Mumbai Centre for International Arbitration is an autonomous institution formed as system for alternate dispute resolution and act as arbitrator or mediator in case of international commercial transactions. The channel helps in enforcing the right of individuals under section 89 of Civil Procedure Code, 1908 to exercise right for out of court settlement in case such possibility exists.

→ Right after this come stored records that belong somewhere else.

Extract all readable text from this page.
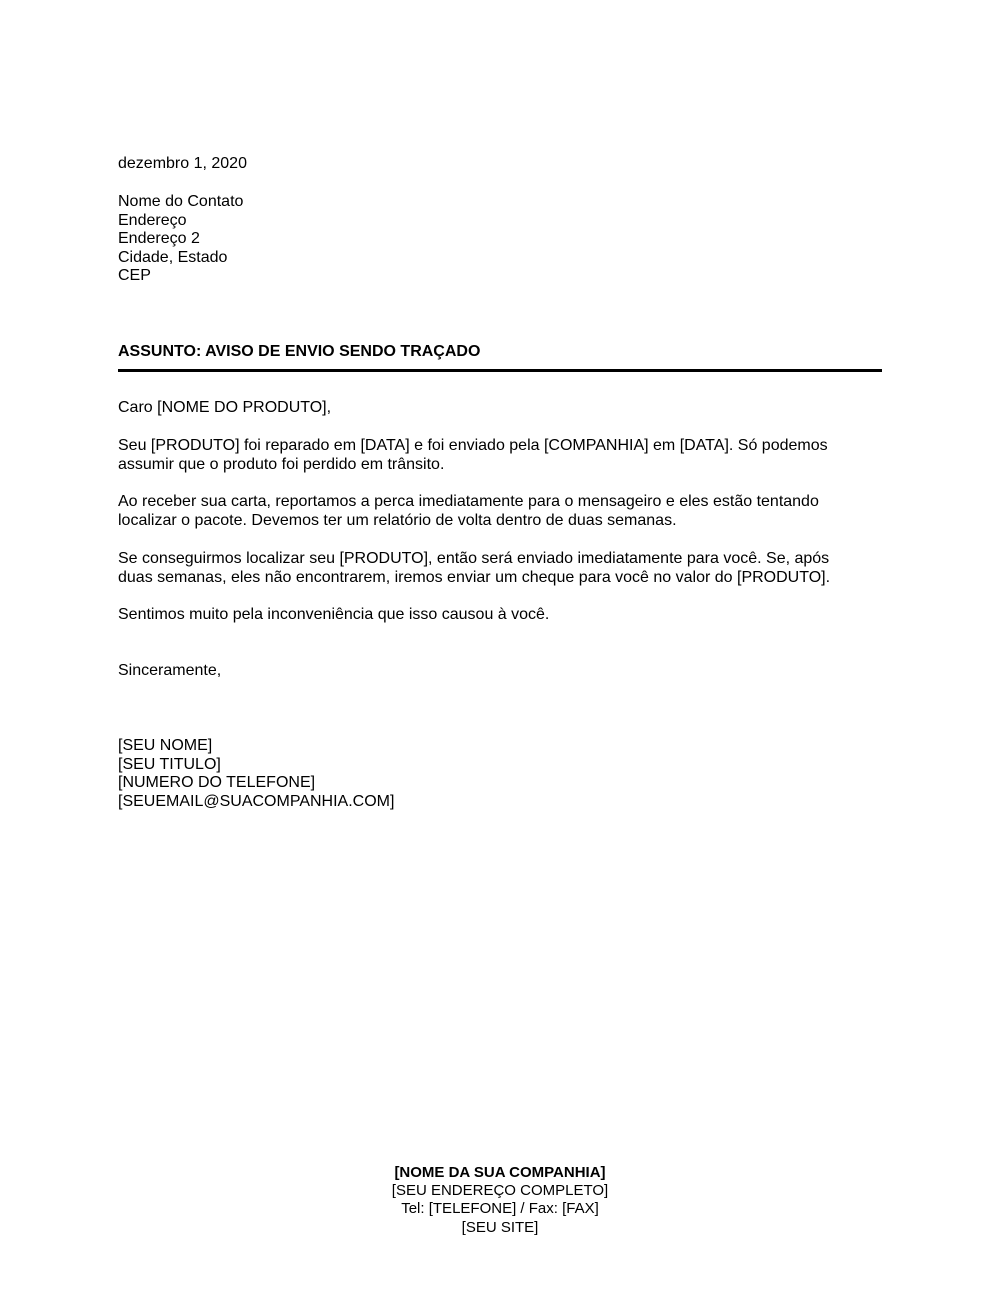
dezembro 1, 2020
Nome do Contato
Endereço
Endereço 2
Cidade, Estado
CEP
ASSUNTO: AVISO DE ENVIO SENDO TRAÇADO
Caro [NOME DO PRODUTO],
Seu [PRODUTO] foi reparado em [DATA] e foi enviado pela [COMPANHIA] em [DATA]. Só podemos
assumir que o produto foi perdido em trânsito.
Ao receber sua carta, reportamos a perca imediatamente para o mensageiro e eles estão tentando
localizar o pacote. Devemos ter um relatório de volta dentro de duas semanas.
Se conseguirmos localizar seu [PRODUTO], então será enviado imediatamente para você. Se, após
duas semanas, eles não encontrarem, iremos enviar um cheque para você no valor do [PRODUTO].
Sentimos muito pela inconveniência que isso causou à você.
Sinceramente,
[SEU NOME]
[SEU TITULO]
[NUMERO DO TELEFONE]
[SEUEMAIL@SUACOMPANHIA.COM]
[NOME DA SUA COMPANHIA]
[SEU ENDEREÇO COMPLETO]
Tel: [TELEFONE] / Fax: [FAX]
[SEU SITE]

== History and Objective ==

Mumbai International Arbitration Centre was established in 2016 for resolving international disputes on commercial litigations, except those relating to tax and intellectual property, which can be resolved through arbitration and mediation.

== Aims ==

Mumbai International Arbitration Centre has been set up with the following objectives-

- Helps in settling international disputes which involves Indian companies.
- Improves Ease of Doing Business in the country, therefore inviting foreign investors and companies.
- Improving Cost efficiency for settling disputes as it can be settled in the country.
- Cities act as neutral place with arbitrators having best professional experience in International standards.
- Dispute to be resolved in 12 months from date of filing.

== Members ==

There are 18 members as Arbitrators in Mumbai International Arbitration Centre and 9 out of them are from other countries.

== Procedure ==

The rules for Mumbai Centre for International Arbitration (MCIA) lays down following procedure for arbitration process

- Application for dispute resolution to be made to Central Government.
- Arbitrator from Mumbai Centre for International Arbitration (MCIA) finalises day of hearing.
- After hearing and cross examination from parties to dispute, ruling is made.
- A standard percentage of fees is fixed by the Institution after claims and counter claims, which includes cost of the arbitrator and amount payable to the centre.

== Challenges ==

The awareness on Mumbai International Arbitration Centre as institution is less in general public and also it needs skilled people, financial support and staff are lacking.